African American Poetry (1870-1928): A Digital Anthology

Maurice Corbett, "Secession and Sumpter" (1914)

Secession and Sumpter.

Secession's parliament was held,
Which sent out word the South rebelled
Gainst laws and customs, arms and rates
And flag of the United States;
Then set they up a government,
And chose Jeff Davis, president.
A statesman of much note was. he
Who championed human slavery.

On South Carolina's jagged coast,
The rebel chieftains led a host
Of well armed men, who made demand
Upon that little Spartan band
Who formed Fort Sumter's garrison,
That they surrender fort and gun,
Haul down the gallant stripes and stars,
And hoist instead the stars and bars.

The gallant Anderson refused
And then the dogs of war were loosed,
-The echo of a cannon shell
Upon the startled nation fell.
Slowly, did drowsy Justice wake,
And vengeance's cup in anger take,
And, of its wrath, pour out a flood
Till the sinful land was drenched in blood.

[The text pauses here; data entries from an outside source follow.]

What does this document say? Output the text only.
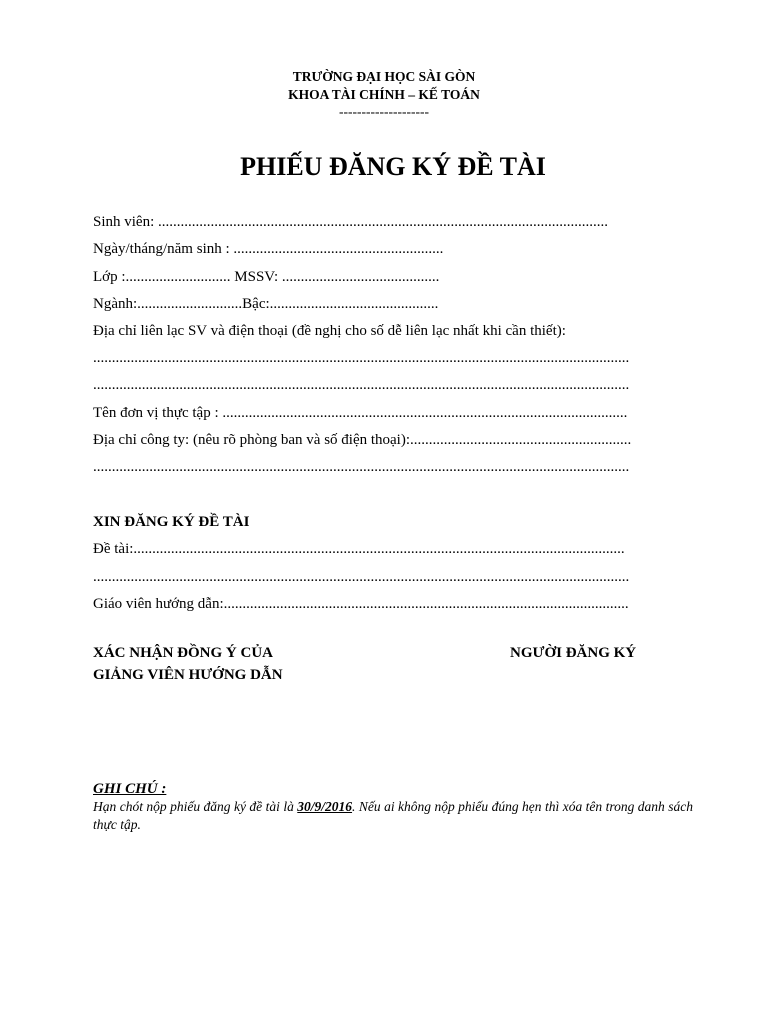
TRƯỜNG ĐẠI HỌC SÀI GÒN
KHOA TÀI CHÍNH – KẾ TOÁN
--------------------
PHIẾU ĐĂNG KÝ ĐỀ TÀI
Sinh viên: ........................................................................................................................
Ngày/tháng/năm sinh : ........................................................
Lớp :............................ MSSV: ..........................................
Ngành:............................Bậc:.............................................
Địa chỉ liên lạc SV và điện thoại (đề nghị cho số dễ liên lạc nhất khi cần thiết):
...............................................................................................................................................
...............................................................................................................................................
Tên đơn vị thực tập : ............................................................................................................
Địa chỉ công ty: (nêu rõ phòng ban và số điện thoại):...........................................................
...............................................................................................................................................
XIN ĐĂNG KÝ ĐỀ TÀI
Đề tài:...................................................................................................................................
...............................................................................................................................................
Giáo viên hướng dẫn:............................................................................................................
XÁC NHẬN ĐỒNG Ý CỦA
GIẢNG VIÊN HƯỚNG DẪN
NGƯỜI ĐĂNG KÝ
GHI CHÚ :
Hạn chót nộp phiếu đăng ký đề tài là 30/9/2016. Nếu ai không nộp phiếu đúng hẹn thì xóa tên trong danh sách thực tập.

The fort received a leaden hail
Yet its defenders did not quail,
But answered rebel shell with shell,
Upholding country's honor well.
The rebels, increase force applied,
Nor would their leaders be denied
Till from the fort and its redoubt
With arms and flags those Yanks marched out.

Of Sumpter's fall the nation hears
And Lincoln calls for volunteers
To shoulder arms, from hamlet, town,
And state, to crush rebellion down;
And to his call, on every side,
Men came to camp, a steady tide,
Giving up daily occupation
To shed their life's blood for the nation.